I think it should then be a setsockopt called before any data is exchanged, with no change of modifying mode later. We generally use setsockopts for the mode of a socket. This use of the protocol field in socket() for setting a mode would be novel. Also, it might miss passively opened connections, or be overly restrictive: one approach for all accepted child sockets.
I was thinking this is similar to SOCK_CLOEXEC or SOCK_NONBLOCK? There are plenty of bits we can grab. But setsockopt works as well!
To follow up: if we have this flag on a socket, not on a per-message basis, can we also use recvmsg for the recycling part maybe?
while (true) { memset(msg, 0, ...);
/* receive the tokens */ ret = recvmsg(fd, &msg, 0); /* recycle the tokens from the above recvmsg() */ ret = recvmsg(fd, &msg, MSG_RECYCLE);
}
recvmsg + MSG_RECYCLE can parse the same format that regular recvmsg exports (SO_DEVMEM_OFFSET) and we can also add extra cmsg option to recycle a range.
Will this be more straightforward than a setsockopt(SO_DEVMEM_DONTNEED)? Or is it more confusing?
It would have to be sendmsg, as recvmsg is a copy_to_user operation.
I am not aware of any precedent in multiplexing the data stream and a control operation stream in this manner. It would also require adding a branch in the sendmsg hot path.
Is it too much plumbing to copy_from_user msg_control deep in recvmsg stack where we need it? Mixing in sendmsg is indeed ugly :-(
Regarding hot patch: aren't we already doing copy_to_user for the tokens in this hot path, so having one extra condition shouldn't hurt too much?
The memory is associated with the socket, freed when the socket is closed as well as on SO_DEVMEM_DONTNEED. Fundamentally it is a socket state operation, for which setsockopt is the socket interface.
Is your request purely a dislike, or is there some technical concern with BPF and setsockopt?
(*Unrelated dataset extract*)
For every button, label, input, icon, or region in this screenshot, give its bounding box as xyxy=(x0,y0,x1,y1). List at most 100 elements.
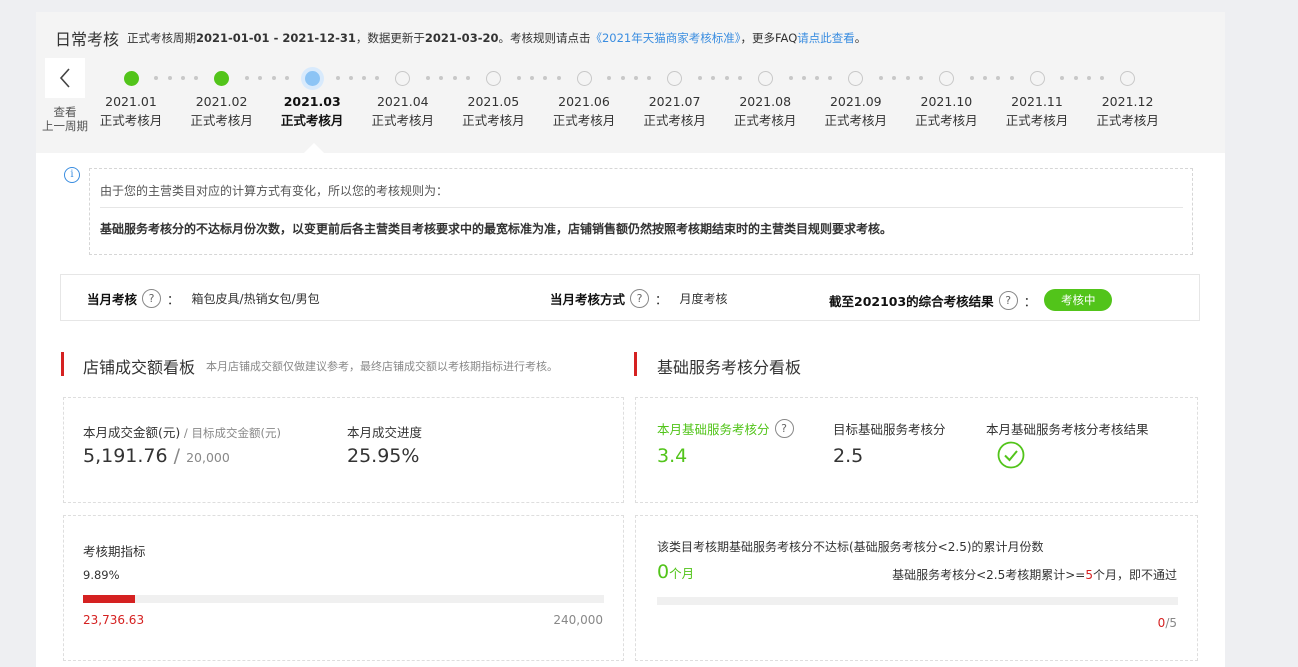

It's mostly because I've been bitten too much by custom socket options that are not really on/off/update-value operations:
29ebbba7d461 - bpf: Don't EFAULT for {g,s}setsockopt with wrong optlen 00e74ae08638 - bpf: Don't EFAULT for getsockopt with optval=NULL 9cacf81f8161 - bpf: Remove extra lock_sock for TCP_ZEROCOPY_RECEIVE d8fe449a9c51 - bpf: Don't return EINVAL from {get,set}sockopt when optlen > PAGE_SIZE
I do agree that this particular case of SO_DEVMEM_DONTNEED seems ok, but things tend to evolve and change.